0

We are experiencing a high level of connections entering the TIME_WAIT state on our proxy server during a time window that produces bursty traffic - tens of thousands of connections every minute for about 15 minutes.

The proxy server sits behind a firewall that is providing a NAT. Upstream from the firewall is the destination service, which has tcp timestamps enabled, as well as tw_reuse and tw_recycle tcp settings.

The destination service is likely seeing a single IP due to the NAT'd firewall. Our firewall is dropping connections that it is receiving out of state and also, our proxy is producing a lot of 503 errors. The proxy has about 16,000 available ports.
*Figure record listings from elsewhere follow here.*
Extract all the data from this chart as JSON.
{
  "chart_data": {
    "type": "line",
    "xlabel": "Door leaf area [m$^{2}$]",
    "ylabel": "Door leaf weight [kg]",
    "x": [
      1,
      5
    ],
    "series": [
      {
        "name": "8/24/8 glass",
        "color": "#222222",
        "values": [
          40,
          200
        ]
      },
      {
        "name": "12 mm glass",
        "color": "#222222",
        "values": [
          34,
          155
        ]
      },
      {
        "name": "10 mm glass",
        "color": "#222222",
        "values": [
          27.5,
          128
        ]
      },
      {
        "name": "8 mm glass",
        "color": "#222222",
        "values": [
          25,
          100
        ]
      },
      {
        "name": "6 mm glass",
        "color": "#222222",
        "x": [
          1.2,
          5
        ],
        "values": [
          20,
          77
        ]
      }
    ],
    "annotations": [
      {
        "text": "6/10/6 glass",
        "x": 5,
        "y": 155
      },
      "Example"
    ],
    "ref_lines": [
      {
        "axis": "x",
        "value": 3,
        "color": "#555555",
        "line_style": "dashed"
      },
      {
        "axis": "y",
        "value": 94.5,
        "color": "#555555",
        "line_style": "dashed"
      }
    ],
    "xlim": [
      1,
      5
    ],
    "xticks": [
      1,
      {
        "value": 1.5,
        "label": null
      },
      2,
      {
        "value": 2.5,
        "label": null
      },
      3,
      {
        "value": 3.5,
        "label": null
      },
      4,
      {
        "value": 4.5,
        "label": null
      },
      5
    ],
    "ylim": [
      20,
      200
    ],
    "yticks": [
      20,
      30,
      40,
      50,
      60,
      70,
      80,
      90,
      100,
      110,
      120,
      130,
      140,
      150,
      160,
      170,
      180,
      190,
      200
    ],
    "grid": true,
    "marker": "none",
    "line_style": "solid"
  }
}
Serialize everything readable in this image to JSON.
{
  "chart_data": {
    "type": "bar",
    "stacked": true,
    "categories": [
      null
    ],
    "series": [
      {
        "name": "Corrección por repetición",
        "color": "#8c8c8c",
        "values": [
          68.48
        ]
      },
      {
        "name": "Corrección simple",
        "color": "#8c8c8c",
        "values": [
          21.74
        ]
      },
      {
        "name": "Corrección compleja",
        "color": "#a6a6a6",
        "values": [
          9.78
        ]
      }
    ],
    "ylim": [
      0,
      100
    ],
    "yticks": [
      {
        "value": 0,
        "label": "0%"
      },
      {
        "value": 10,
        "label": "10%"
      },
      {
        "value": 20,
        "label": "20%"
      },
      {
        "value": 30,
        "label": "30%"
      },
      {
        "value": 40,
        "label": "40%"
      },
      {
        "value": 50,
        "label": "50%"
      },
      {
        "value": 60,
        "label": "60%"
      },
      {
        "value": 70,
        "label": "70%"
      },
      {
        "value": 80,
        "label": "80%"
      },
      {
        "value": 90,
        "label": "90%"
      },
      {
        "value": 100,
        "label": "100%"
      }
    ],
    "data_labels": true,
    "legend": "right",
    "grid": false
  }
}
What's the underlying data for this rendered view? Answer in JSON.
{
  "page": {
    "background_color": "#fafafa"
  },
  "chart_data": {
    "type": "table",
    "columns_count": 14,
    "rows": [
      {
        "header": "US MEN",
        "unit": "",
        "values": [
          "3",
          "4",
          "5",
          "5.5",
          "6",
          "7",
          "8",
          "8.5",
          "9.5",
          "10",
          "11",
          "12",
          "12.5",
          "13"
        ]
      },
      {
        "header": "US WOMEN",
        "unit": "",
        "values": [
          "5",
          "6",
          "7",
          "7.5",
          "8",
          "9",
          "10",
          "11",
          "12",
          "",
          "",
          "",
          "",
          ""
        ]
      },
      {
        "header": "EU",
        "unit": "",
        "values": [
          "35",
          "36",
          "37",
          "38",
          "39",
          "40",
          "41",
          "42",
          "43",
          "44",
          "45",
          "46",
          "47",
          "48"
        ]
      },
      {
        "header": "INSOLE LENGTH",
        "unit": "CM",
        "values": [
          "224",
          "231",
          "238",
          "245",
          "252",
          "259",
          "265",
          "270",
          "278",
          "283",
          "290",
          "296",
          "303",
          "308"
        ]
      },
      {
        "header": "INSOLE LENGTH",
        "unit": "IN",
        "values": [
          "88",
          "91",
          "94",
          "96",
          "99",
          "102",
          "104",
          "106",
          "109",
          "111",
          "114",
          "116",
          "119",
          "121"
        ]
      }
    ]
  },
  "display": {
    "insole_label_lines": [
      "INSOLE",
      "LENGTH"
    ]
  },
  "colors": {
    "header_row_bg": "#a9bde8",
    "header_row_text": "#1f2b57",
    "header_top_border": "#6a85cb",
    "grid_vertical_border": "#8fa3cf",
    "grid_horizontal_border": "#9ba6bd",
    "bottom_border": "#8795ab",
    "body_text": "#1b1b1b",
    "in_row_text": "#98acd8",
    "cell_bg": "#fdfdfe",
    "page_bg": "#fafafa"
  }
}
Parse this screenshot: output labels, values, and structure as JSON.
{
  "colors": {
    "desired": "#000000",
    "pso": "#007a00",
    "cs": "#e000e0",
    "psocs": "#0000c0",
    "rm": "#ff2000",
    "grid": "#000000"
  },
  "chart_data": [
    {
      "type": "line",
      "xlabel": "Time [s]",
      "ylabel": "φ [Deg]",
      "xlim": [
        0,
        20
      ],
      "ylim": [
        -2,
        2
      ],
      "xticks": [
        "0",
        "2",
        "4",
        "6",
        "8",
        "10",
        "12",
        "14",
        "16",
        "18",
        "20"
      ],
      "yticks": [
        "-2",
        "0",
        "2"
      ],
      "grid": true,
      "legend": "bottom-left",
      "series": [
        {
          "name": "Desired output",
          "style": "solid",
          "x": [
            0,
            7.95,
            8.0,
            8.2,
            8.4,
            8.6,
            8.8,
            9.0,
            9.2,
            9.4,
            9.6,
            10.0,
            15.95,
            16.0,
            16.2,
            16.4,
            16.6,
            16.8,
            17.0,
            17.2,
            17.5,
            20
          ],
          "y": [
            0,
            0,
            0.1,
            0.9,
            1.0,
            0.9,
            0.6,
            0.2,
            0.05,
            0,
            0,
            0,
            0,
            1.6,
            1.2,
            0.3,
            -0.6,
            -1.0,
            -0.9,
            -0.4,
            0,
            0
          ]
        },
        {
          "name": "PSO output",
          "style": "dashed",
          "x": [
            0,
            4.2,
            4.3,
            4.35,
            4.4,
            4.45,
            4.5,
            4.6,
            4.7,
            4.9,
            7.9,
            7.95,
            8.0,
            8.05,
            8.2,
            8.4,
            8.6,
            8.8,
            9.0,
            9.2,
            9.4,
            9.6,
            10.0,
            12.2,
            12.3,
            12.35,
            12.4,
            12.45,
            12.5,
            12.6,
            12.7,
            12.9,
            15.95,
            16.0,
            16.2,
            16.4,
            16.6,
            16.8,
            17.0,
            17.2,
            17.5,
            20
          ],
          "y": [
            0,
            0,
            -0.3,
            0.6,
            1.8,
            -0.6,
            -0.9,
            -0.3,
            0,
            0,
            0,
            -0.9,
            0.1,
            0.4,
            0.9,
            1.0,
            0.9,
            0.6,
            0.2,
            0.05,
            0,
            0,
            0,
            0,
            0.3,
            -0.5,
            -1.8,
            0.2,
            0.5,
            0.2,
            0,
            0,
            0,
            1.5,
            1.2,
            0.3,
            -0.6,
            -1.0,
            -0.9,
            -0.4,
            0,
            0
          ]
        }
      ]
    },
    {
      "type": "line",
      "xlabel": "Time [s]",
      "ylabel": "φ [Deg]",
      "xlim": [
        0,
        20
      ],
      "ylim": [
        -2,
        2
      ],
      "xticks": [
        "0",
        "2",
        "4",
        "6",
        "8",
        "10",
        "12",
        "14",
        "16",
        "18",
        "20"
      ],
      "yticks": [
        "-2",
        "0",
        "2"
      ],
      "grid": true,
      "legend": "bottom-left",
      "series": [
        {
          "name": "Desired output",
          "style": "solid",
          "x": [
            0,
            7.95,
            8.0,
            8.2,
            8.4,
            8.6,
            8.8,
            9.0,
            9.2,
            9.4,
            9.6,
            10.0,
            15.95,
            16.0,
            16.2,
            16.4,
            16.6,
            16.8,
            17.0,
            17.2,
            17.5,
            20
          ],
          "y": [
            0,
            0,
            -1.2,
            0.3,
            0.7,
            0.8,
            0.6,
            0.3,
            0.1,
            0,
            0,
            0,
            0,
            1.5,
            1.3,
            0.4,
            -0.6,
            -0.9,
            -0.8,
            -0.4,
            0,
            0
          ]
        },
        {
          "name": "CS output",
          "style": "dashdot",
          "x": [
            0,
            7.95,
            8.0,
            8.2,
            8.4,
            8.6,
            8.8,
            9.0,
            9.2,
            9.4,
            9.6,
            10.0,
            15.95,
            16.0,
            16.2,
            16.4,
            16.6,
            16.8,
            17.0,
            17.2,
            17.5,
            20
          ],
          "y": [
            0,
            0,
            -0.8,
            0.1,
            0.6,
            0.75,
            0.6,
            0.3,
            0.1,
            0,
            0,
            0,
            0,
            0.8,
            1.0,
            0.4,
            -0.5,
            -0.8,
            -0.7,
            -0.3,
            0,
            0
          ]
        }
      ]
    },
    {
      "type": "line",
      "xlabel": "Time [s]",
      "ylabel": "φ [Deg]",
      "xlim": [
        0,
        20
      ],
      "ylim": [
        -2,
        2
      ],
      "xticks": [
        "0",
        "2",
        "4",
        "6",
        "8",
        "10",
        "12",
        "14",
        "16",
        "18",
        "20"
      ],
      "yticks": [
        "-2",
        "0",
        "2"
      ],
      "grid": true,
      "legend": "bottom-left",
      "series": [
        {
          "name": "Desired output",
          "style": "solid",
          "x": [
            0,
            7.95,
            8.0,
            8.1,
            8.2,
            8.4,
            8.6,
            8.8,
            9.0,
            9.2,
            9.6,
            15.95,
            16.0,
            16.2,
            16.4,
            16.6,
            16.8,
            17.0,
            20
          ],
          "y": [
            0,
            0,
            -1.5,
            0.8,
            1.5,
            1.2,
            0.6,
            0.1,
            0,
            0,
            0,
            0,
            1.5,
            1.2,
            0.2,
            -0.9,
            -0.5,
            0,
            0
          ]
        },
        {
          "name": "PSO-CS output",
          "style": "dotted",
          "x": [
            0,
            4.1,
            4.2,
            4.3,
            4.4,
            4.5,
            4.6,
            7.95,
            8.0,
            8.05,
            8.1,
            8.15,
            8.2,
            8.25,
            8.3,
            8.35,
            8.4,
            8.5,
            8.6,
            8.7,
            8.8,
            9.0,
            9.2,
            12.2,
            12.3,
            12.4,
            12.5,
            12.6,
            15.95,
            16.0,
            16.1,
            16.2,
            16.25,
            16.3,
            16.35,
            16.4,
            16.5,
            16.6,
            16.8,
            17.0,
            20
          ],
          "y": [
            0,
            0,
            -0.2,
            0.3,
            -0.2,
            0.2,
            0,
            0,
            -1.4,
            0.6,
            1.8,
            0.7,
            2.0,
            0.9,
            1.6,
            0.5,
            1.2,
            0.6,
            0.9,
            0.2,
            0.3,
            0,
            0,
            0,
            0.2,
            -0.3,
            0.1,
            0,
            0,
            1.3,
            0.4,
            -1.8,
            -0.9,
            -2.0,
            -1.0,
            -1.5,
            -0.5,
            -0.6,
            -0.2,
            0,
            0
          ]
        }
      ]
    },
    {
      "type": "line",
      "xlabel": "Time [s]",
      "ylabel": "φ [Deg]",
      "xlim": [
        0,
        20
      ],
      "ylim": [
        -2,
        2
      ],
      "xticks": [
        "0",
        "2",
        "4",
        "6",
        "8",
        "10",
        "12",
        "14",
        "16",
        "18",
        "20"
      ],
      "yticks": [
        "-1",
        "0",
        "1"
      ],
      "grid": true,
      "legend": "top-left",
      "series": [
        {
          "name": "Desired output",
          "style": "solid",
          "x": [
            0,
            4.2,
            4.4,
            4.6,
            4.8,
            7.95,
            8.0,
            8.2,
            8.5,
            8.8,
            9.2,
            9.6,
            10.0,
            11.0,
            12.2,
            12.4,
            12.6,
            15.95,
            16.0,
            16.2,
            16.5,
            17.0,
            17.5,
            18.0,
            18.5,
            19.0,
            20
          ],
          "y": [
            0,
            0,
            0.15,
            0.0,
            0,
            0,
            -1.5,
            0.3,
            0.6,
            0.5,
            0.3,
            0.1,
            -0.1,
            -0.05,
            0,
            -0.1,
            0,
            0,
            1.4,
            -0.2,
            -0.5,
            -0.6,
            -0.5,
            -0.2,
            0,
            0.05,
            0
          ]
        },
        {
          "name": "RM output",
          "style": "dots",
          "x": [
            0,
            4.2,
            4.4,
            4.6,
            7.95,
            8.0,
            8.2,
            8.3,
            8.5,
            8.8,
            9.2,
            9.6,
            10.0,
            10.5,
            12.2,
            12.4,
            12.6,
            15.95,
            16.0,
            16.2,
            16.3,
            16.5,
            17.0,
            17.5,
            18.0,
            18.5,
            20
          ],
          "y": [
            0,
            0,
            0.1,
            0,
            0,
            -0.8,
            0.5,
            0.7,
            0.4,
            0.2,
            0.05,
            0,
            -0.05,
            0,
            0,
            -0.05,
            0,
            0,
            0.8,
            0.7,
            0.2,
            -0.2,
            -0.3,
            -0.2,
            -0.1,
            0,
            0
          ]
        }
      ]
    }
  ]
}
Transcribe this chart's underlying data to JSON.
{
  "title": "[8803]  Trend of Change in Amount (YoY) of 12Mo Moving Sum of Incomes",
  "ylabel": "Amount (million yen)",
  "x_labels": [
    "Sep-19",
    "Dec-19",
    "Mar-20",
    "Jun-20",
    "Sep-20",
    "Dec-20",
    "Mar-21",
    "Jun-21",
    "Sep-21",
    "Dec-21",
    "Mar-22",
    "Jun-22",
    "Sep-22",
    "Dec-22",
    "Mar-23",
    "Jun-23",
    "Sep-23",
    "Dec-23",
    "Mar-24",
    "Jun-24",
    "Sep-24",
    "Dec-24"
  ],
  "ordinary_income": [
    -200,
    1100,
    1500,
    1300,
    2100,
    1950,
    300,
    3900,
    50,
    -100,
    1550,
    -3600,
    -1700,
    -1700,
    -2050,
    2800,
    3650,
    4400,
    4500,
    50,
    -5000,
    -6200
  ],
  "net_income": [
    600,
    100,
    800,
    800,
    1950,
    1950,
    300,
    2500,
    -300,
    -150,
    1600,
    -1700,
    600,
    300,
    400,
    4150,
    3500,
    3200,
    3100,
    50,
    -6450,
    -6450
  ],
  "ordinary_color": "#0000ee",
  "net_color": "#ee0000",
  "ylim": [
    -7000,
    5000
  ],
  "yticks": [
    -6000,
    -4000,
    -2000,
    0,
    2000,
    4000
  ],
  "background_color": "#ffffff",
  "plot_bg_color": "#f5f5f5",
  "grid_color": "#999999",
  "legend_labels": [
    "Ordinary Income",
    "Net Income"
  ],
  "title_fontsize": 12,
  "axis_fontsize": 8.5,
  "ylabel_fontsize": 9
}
Can anyone help provide a reasoning for this behavior? Based on the info given above, are there settings that we need to enable on the proxy to suppress this behavior?

Freddie
  • 173
  • 5
  • Is it a reverse proxy or a forward proxy? What are the values for the tw_reuse and tw_recycle options? Is the high activity expected (marketing campaign) or not (DDoS) ? – Mindaugas Bernatavičius Jan 22 '18 at 20:59
  • It's a forward proxy. The destination service has tw_reuse and rw_recycle set to 1. The proxy has these options set to 0. The high activity is expected. It is for a live streaming events where user basically join in bursts in a short period of time. – Freddie Jan 23 '18 at 18:40
  • If the options are turned OFF on the proxy, that means TW connections are neither recycled nor reused. This however is not safe to enable in case you have clients that are behind a NAT Router (meaning many people behind 1 public IP). What would be relatively safer is: `net.ipv4.tcp_fin_timeout` shortening. This would shorten the time each connection stays in TW and gets back to the limited pool of available connections. - Qs: do you know that the proxy is not overloaded and capable of handling so many connections? What are CPU, RAM usage @ that time? Any logs that the proxy service generates? – Mindaugas Bernatavičius Jan 23 '18 at 20:26
  • The proxy was at 90% CPU with 25K connections in TW at its peak. So are you saying that the reason so many connections are getting stuck in TW is because the destination service has reuse and recycle enabled but the proxy does not? Why would enabling these be unsafe for a NAT'd IP? We have a config enabled for 2MSL set to 30 seconds currently. The proxy may be undersized, but I'm not sure yet due to all of the connections in TW. – Freddie Jan 24 '18 at 02:02
  • Not really, I'm saying that reuse and recycle help in these cases (when conns. are short), however you need to be sure, that it was not the proxy software going down first and causing excessive TW sockets, because fixing the TCP layer will not change much if the upper layer can't handle it. You can read about the problem w/ NAT'd IPs here: https://vincent.bernat.im/en/blog/2014-tcp-time-wait-state-linux - it is not a well known issue, I had security engineers enable tw_reuse and tw_recycle w/o even thinking that it is unsafe. In summary: the TCP stack will start sending garbage to NAT'ed IPs. – Mindaugas Bernatavičius Jan 24 '18 at 08:56
  • Unfortunatelly it is hard to advise anything @ this point, since not nearly enough information is there. If you think it's a port exhaustion issue - try increase the range of usable ports. If you can tune 2*MSL, make it 20 seconds. If you can add more CPU, it can help. If you can scale horizontally (add a second proxy) - even better. One more question to answer about the problem - are the connections in TW clients --> proxy or proxy --> backend (firewall in your case) ? – Mindaugas Bernatavičius Jan 24 '18 at 08:59
  • I will read that link you set. Hard to tell, but I'm pretty sure the TW connections are from proxy to firewall. The setup is: client -> firewall -> proxy -> firewall -> destination service. The firewall closest to the destination service is the one that is providing NAT IP. – Freddie Jan 24 '18 at 13:06
  • I should add that the firewall closest to the destination service is getting a lot of "out-of-state" packets and subsequently dropping the connections. I believe the proxy is then seeing this as a 503 error. The firewall CPU was also high during peak - close to 99%. – Freddie Jan 24 '18 at 13:10

0 Answers0